Crop and animal domestication did not spread globally; rather, it diffused regionally and across continents. Global diffusion was extraordinarily rare before the Spaniards arrived in Latin America 530 years ago. Between 9,000 BP and 5,500 BP, settlers from the Near East moved north-west across Europe and all the way up to Great Britain and Ireland. This nearly 5,000 year endeavour saw its beginnings with Neolithic farmers, as new settlements were established across the frontier. The Franchthi Cave in the Argolic Gulf suggests that the means of acquiring food changed abruptly when the Neolithic farmers arrived. Though they did not occupy the entire European landscape, they settled in areas with alluvial and loess soils. The spread of rice is a great example of regional diffusion in East Asia. Whereas rice cultivation originated in China, it spread to the Indian subcontinent. From there, rice harvesting moved into Indonesia and Malaysia. In the Americas, maize was brought to what is now the southwestern United States at least 3,000 years ago. Around 750 years ago, the diffusion of maize reached its limits, as it had been discovered in Canada.

Conclusion

  • Climatic conditions were ideal for humans when they first grew crops.

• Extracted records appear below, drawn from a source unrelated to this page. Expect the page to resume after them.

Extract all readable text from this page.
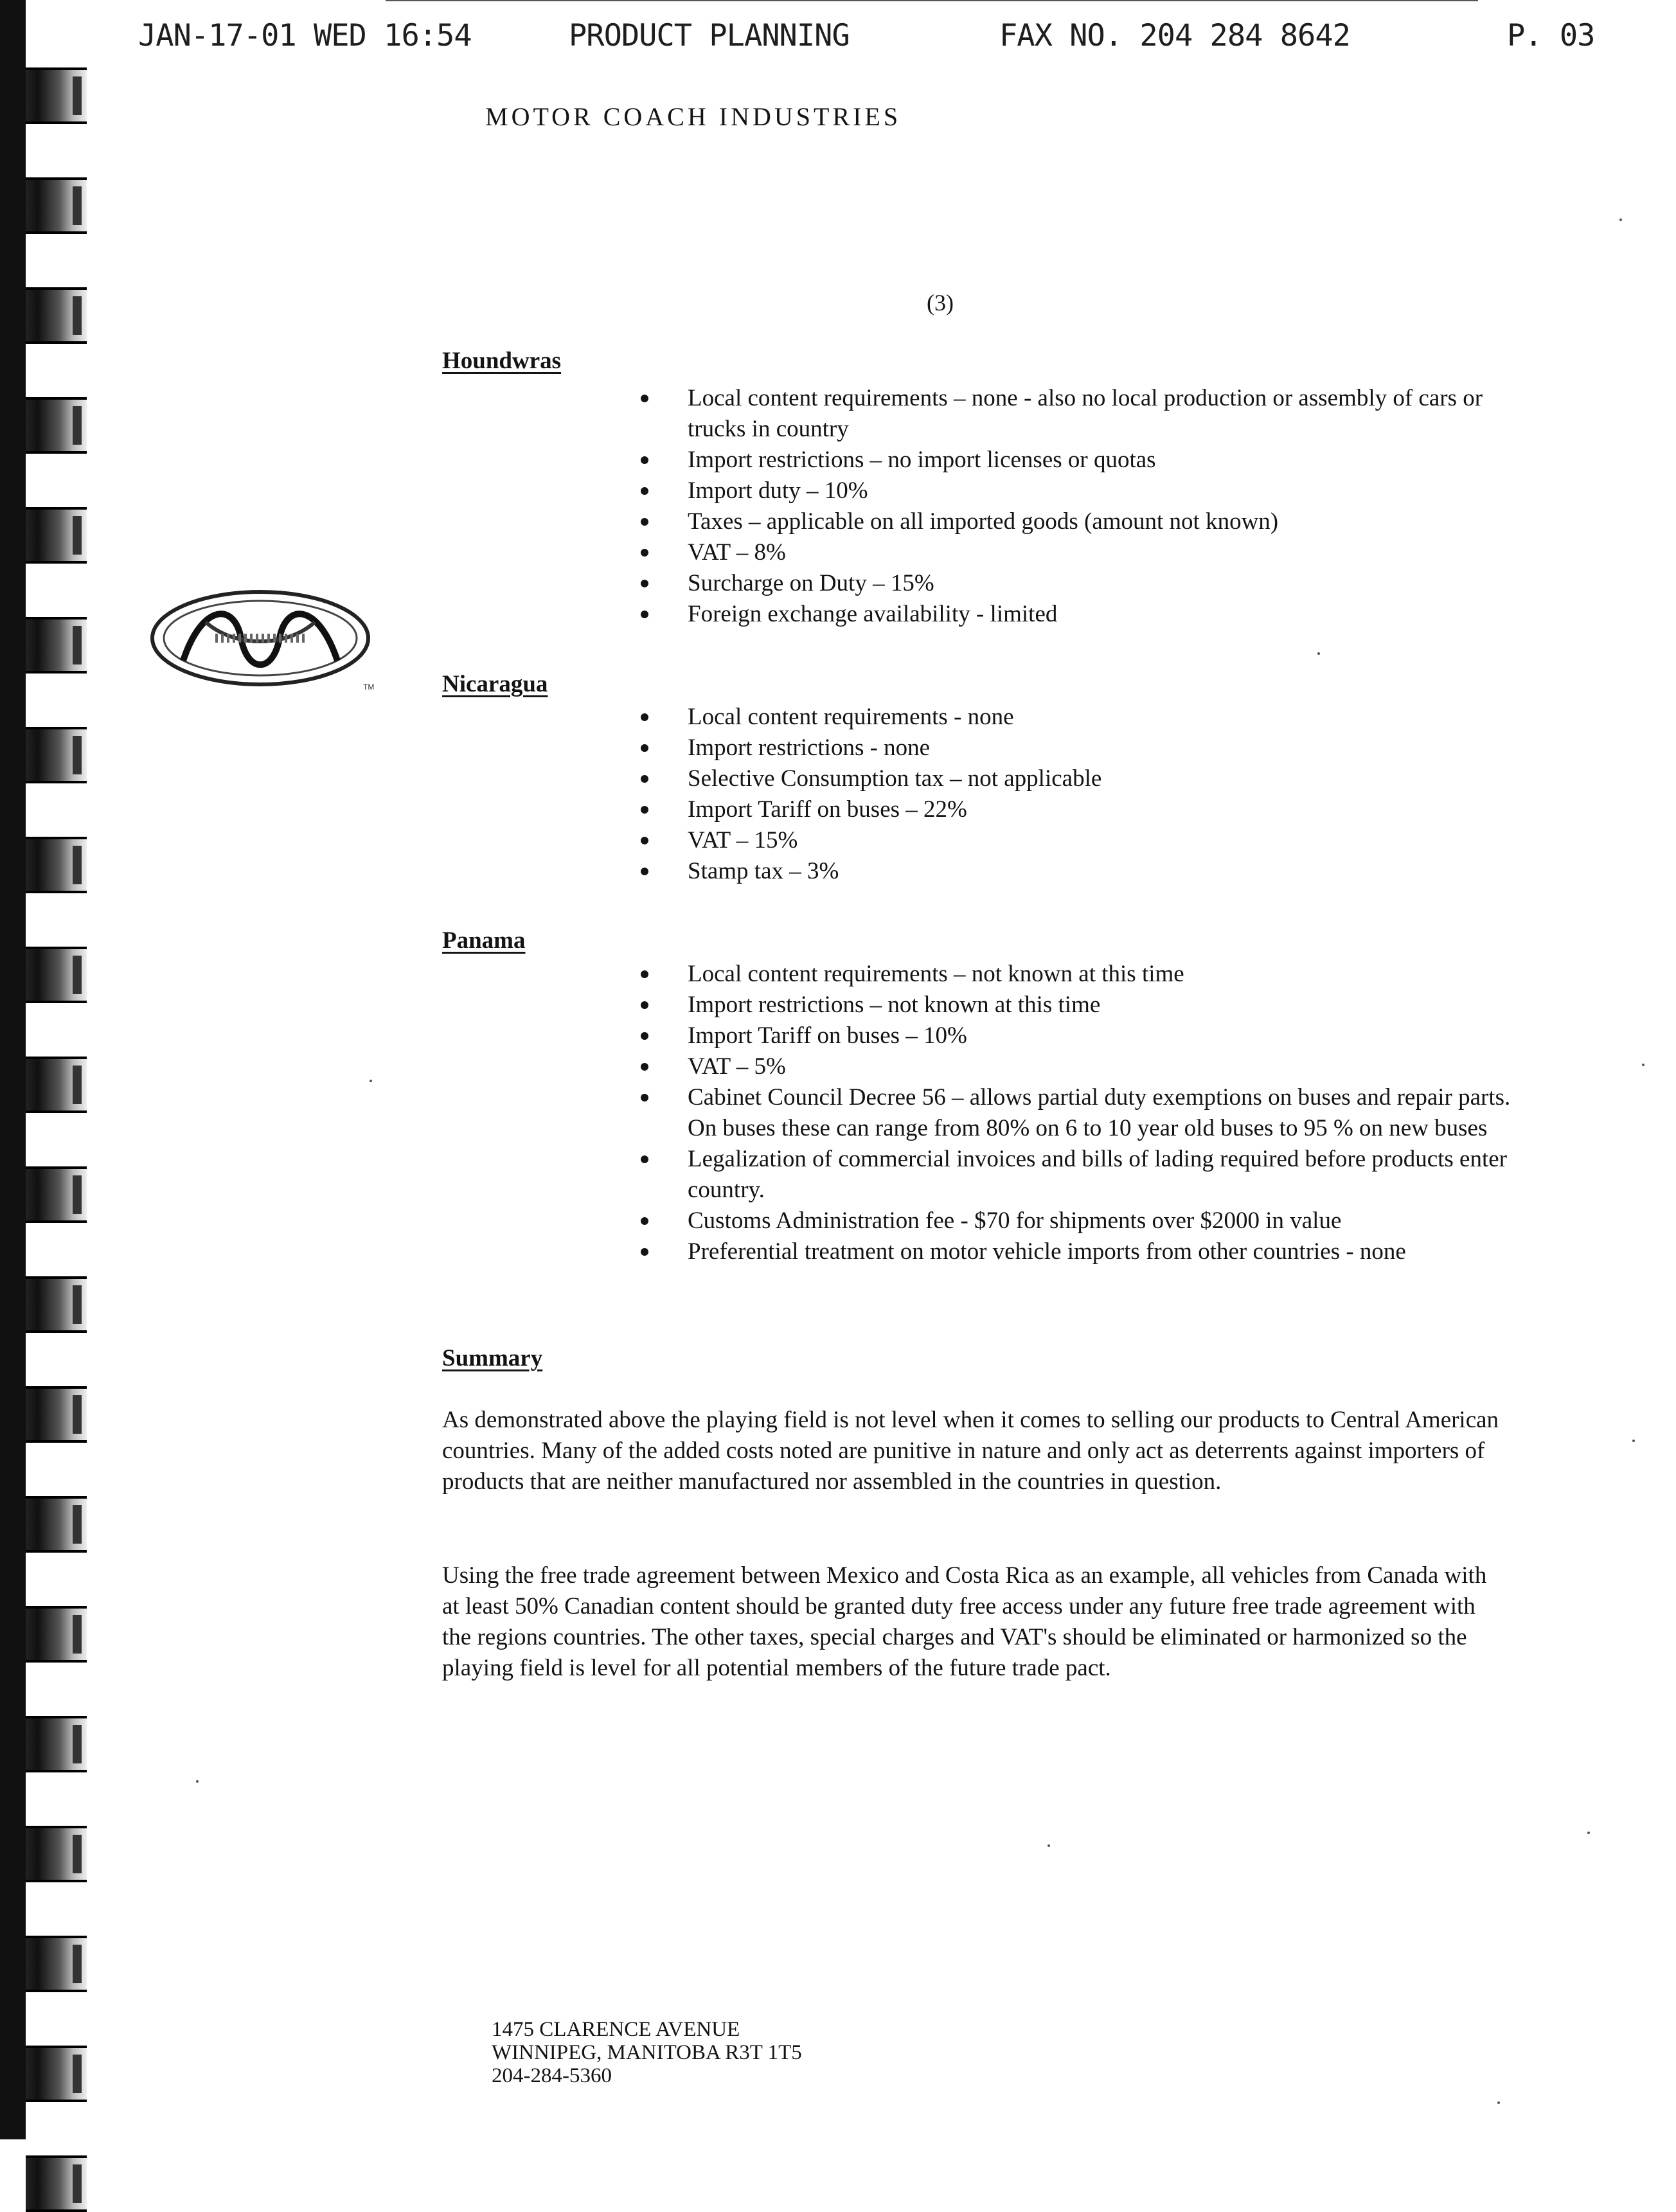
JAN-17-01 WED 16:54	PRODUCT PLANNING	FAX NO. 204 284 8642	P. 03
MOTOR COACH INDUSTRIES
TM
(3)
Houndwras
Local content requirements – none - also no local production or assembly of cars or trucks in country
Import restrictions – no import licenses or quotas
Import duty – 10%
Taxes – applicable on all imported goods (amount not known)
VAT – 8%
Surcharge on Duty – 15%
Foreign exchange availability - limited
Nicaragua
Local content requirements - none
Import restrictions - none
Selective Consumption tax – not applicable
Import Tariff on buses – 22%
VAT – 15%
Stamp tax – 3%
Panama
Local content requirements – not known at this time
Import restrictions – not known at this time
Import Tariff on buses – 10%
VAT – 5%
Cabinet Council Decree 56 – allows partial duty exemptions on buses and repair parts. On buses these can range from 80% on 6 to 10 year old buses to 95 % on new buses
Legalization of commercial invoices and bills of lading required before products enter country.
Customs Administration fee - $70 for shipments over $2000 in value
Preferential treatment on motor vehicle imports from other countries - none
Summary

As demonstrated above the playing field is not level when it comes to selling our products to Central American countries. Many of the added costs noted are punitive in nature and only act as deterrents against importers of products that are neither manufactured nor assembled in the countries in question.

Using the free trade agreement between Mexico and Costa Rica as an example, all vehicles from Canada with at least 50% Canadian content should be granted duty free access under any future free trade agreement with the regions countries. The other taxes, special charges and VAT's should be eliminated or harmonized so the playing field is level for all potential members of the future trade pact.

1475 CLARENCE AVENUE
WINNIPEG, MANITOBA R3T 1T5
204-284-5360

  • The warm conditions in the Fertile Crescent allowed humans to pursue farming.
  • The two different models that explain early domestication in the early Holocene are Determinism and Opportunism.
  • The domestication of crops and animals was independent of other groups.
  • Major hearths had crops and animals unique to the land.
  • The diffusion of farming practices and domesticated crops and animals was regional and continental.
  • In many cases, diffusion took thousands of years to spread across continents.